A tridimensionalidade poética a construir a casa infinita. 
Madeiras cansadas e metais velhos. 
Pigmentos secos e perplexos.  
Ornamentos do homem que se procura. 
Iluminação estética do contorno do tempo no seu rosto. 

Há um chapéu vidente sem cabeça  
que guarda o poema por acabar, 
como um monólogo invertido e visionário. 
A denúncia da dor e o prenúncio da solidão  
em busca do silêncio perfeito. 

O homem constrói-se lentamente, ponto por ponto, 
peça a peça, até ser inteiro e utópico. 
Madeira-metal-sangue-pensamento no chão. 
Tão no chão o homem é corpo fundente. 
O homem é sempre um homem. 

O homem ouve-se a ele próprio e a mulher grita. 

Um insecto pousa no som. 


Tudo pode acontecer a qualquer momento. 
Uma desgraça anunciada
sem lugar para procedimentos científicos, 
malabarismos criativos ou intervenções dos deuses. 

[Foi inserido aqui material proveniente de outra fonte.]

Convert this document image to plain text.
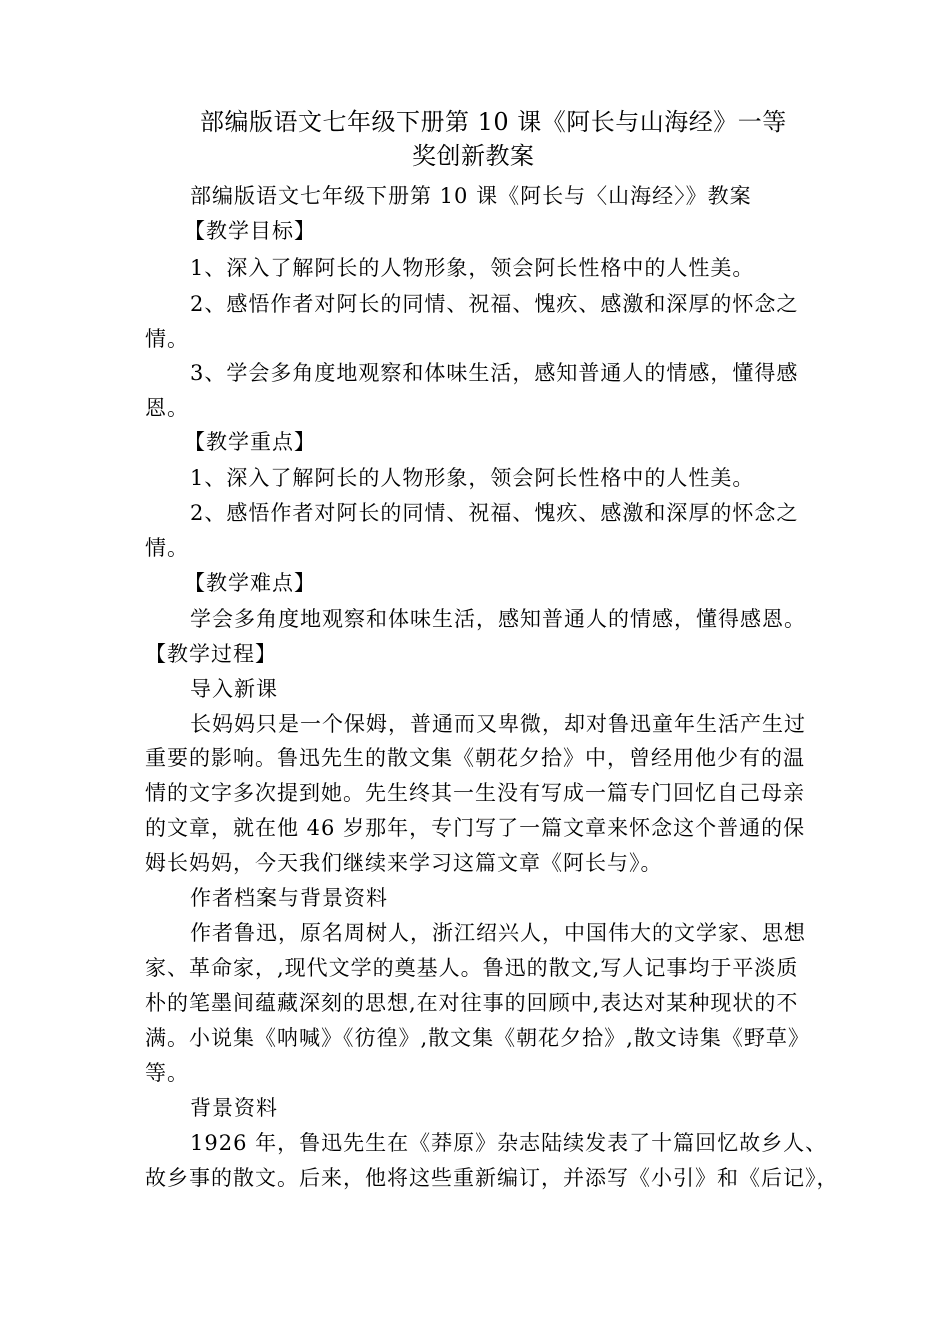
部编版语文七年级下册第 10 课《阿长与山海经》一等
奖创新教案
部编版语文七年级下册第 10 课《阿长与〈山海经〉》教案
【教学目标】
1、深入了解阿长的人物形象，领会阿长性格中的人性美。
2、感悟作者对阿长的同情、祝福、愧疚、感激和深厚的怀念之
情。
3、学会多角度地观察和体味生活，感知普通人的情感，懂得感
恩。
【教学重点】
1、深入了解阿长的人物形象，领会阿长性格中的人性美。
2、感悟作者对阿长的同情、祝福、愧疚、感激和深厚的怀念之
情。
【教学难点】
学会多角度地观察和体味生活，感知普通人的情感，懂得感恩。
【教学过程】
导入新课
长妈妈只是一个保姆，普通而又卑微，却对鲁迅童年生活产生过
重要的影响。鲁迅先生的散文集《朝花夕拾》中，曾经用他少有的温
情的文字多次提到她。先生终其一生没有写成一篇专门回忆自己母亲
的文章，就在他 46 岁那年，专门写了一篇文章来怀念这个普通的保
姆长妈妈，今天我们继续来学习这篇文章《阿长与》。
作者档案与背景资料
作者鲁迅，原名周树人，浙江绍兴人，中国伟大的文学家、思想
家、革命家，,现代文学的奠基人。鲁迅的散文,写人记事均于平淡质
朴的笔墨间蕴藏深刻的思想,在对往事的回顾中,表达对某种现状的不
满。小说集《呐喊》《彷徨》,散文集《朝花夕拾》,散文诗集《野草》
等。
背景资料
1926 年，鲁迅先生在《莽原》杂志陆续发表了十篇回忆故乡人、
故乡事的散文。后来，他将这些重新编订，并添写《小引》和《后记》，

O mundo dobra-se sobre si mesmo.  
Deslizes topográficos-semânticos-emocionais. 
Queda-erro-dúvida existencial. 
Um abalo na estrutura planetária do pensamento. 
Uma ligeira perturbação em plena ascendência. 

Não há coisas vivas ou inertes no horizonte. 
Derradeiro acontecimento dos olhos que se defendem
e procuram sombras na ausência da luz. 
A última justificação humana
é a intensidade cruel da ignorância, 
uma paisagem paradoxal e indecifrável. 

O tempo parado declina a necessidade dos relógios avariados. 
E tudo aconteceu durante um qualquer momento  
esquecido na memória.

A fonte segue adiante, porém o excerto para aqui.